Results from cognitive assessments have also been used to deny special education eligibility to students in the state of Texas. Previous models of learning disabilities have required a connection between cognitive weaknesses and low academic achievement. The Texas Education Agency has increasingly made it clear that cognitive ability or lack of ability cannot deny students access to a free and appropriate public education.

IQs can be interpreted through two approaches: top-down or bottom-up. The top-down theory espouses the idea that all areas of intelligence are correlated and that the ‘general factor’ g – or IQ- is a good measure of overall intellectual ability. In the bottom-up approach, all areas of intelligence are analyzed to present a wider picture of a person’s abilities, including their personal strengths and weaknesses. Two people with the same IQ can have very different profiles, after all. There is also emerging comparison between normative and ipsative approaches to cognitive scoring. The normative method, previously mentioned, compares one person’s score to a norm of many other scores from testers of similar age. This results in a ranking of performances. The ipsative approach compares one person’s scores to their own varied performance and includes any past results, determining personal progress over time. This helps create intervention to strengthen areas that may be weak within an individual’s profile. Over time, norm-referenced assessment has faced increasing criticism. Stern, one of the pioneers of the IQ concept, became critical of normative approaches to intelligence measurement in his later career. American psychologist Alan Kaufman is a modern researcher and test creator who has embraced including the ipsative approach when understanding a person’s overall intelligence. 
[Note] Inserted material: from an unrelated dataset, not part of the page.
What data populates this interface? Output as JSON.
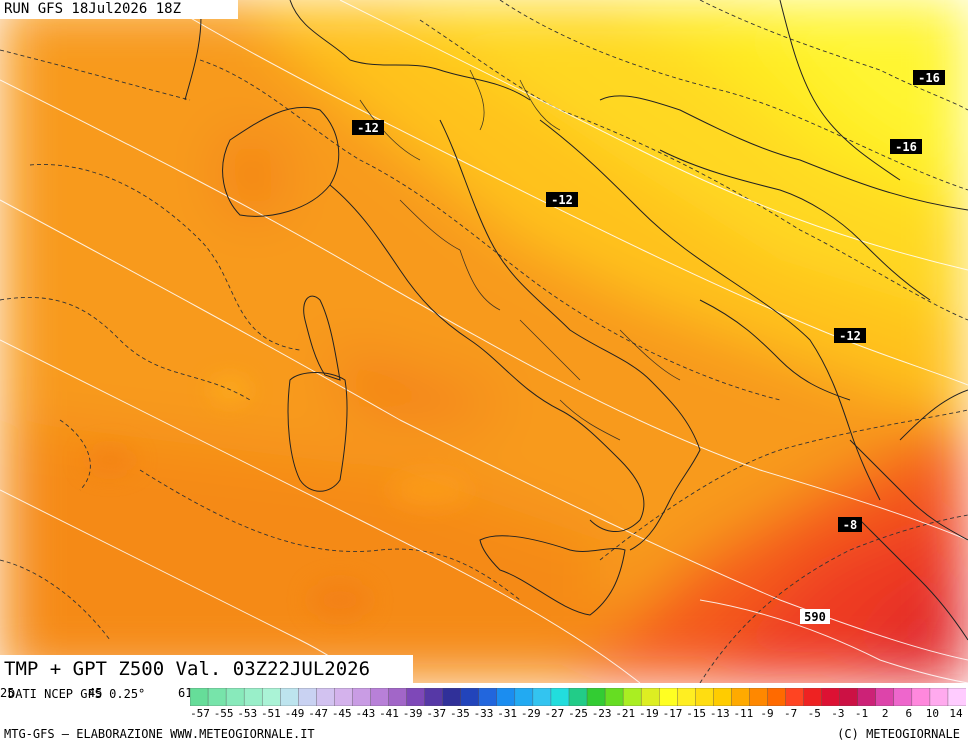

In addition to complexities mentioned so far in this article, opinions differ on validity and reliability of cognitive testing in general. Many factors can affect an individual’s results: cultural and language differences, evaluator practices and competence, differences in socioeconomic status, and even a tester’s mood or health on the day of assessment. These factors, among others, can affect the testing outcome. Researchers and experts generally agree that cognitive tests currently in use are valid and reliable; however, it is important to be aware that controversy exists in this area.

Because intelligence is complex and variations occur across a person’s cognitive profile, it’s important to refrain from forming a judgment about someone’s prospects for success based solely on the results from an IQ assessment. Our understanding about intelligence has changed considerably over the last century- imagine what may develop over the next 100 years!